A Molecular Approach to Apoptosis in the Human Heart During Brain Death.

Abstract

Background. Brain death induces changes in tissues and organs destined for transplant at the cell, molecular, and endocrine level including cell death through apoptosis. This study was designed to examine apoptotic damage in cardiac tissue obtained from brain dead donors. Methods. Fifty tissue specimens from the left ventricles of individual donors were processed to evaluate changes in the expression levels of five genes involved in apoptosis (BAX, BCL2, CASPASE 3, CYTOCHROME C, and FAS) using the real time-polymerase chain reaction technique. Expression levels were quantified by the relative standard method and results normalized to the levels recorded for the endogenous control peptidylprolyl isomerase A. The HIF1 gene was also determined to check for the possibility of hypoxic damage. Control ventricular tissue specimens were obtained from patients undergoing mitral valve replacement. Results.
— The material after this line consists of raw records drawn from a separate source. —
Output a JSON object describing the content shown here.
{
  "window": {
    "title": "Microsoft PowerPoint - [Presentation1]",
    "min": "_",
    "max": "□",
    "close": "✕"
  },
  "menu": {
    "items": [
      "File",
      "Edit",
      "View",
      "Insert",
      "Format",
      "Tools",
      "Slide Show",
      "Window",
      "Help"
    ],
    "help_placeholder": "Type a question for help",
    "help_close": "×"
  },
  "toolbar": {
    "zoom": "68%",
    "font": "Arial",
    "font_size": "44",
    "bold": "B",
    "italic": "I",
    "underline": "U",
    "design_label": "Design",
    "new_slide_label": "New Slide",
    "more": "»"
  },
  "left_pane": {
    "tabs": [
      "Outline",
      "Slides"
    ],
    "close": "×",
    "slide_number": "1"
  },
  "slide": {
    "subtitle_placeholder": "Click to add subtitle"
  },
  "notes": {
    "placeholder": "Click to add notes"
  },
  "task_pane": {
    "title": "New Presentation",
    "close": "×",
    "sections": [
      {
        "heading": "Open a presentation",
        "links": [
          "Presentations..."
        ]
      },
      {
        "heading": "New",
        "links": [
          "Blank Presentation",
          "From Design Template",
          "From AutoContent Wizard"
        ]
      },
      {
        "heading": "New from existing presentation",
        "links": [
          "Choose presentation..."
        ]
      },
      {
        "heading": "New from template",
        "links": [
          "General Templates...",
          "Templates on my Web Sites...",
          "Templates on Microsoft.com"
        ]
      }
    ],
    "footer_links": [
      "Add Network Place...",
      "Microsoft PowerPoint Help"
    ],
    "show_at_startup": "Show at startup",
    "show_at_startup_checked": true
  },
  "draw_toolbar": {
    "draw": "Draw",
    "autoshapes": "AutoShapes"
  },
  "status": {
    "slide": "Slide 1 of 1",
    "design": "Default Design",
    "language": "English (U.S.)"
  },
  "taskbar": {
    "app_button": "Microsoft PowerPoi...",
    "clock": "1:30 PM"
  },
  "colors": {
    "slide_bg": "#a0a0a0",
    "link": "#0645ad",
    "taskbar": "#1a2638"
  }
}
Using a mixed linear model it was determined that the sample type (donor vs. control patient) significantly affected (P 0.0001) expression levels of the genes examined reflected by their Ct values. Three of the genes (BAX, CASPASE 3, and FAS) showed significantly higher (Student’s t test, P 0.05) expression levels (4.89-, 7.85-, and 12.14-fold endogenous control values, respectively) in donors compared with control patients (2.31-, 2.64-, and 3.57-fold endogenous control values, respectively) indicating the activation of apoptosis during brain death. Conclusion. Our findings suggest the possibility of using antiapoptosis agents to prevent cardiac injury and improve posttransplant behavior.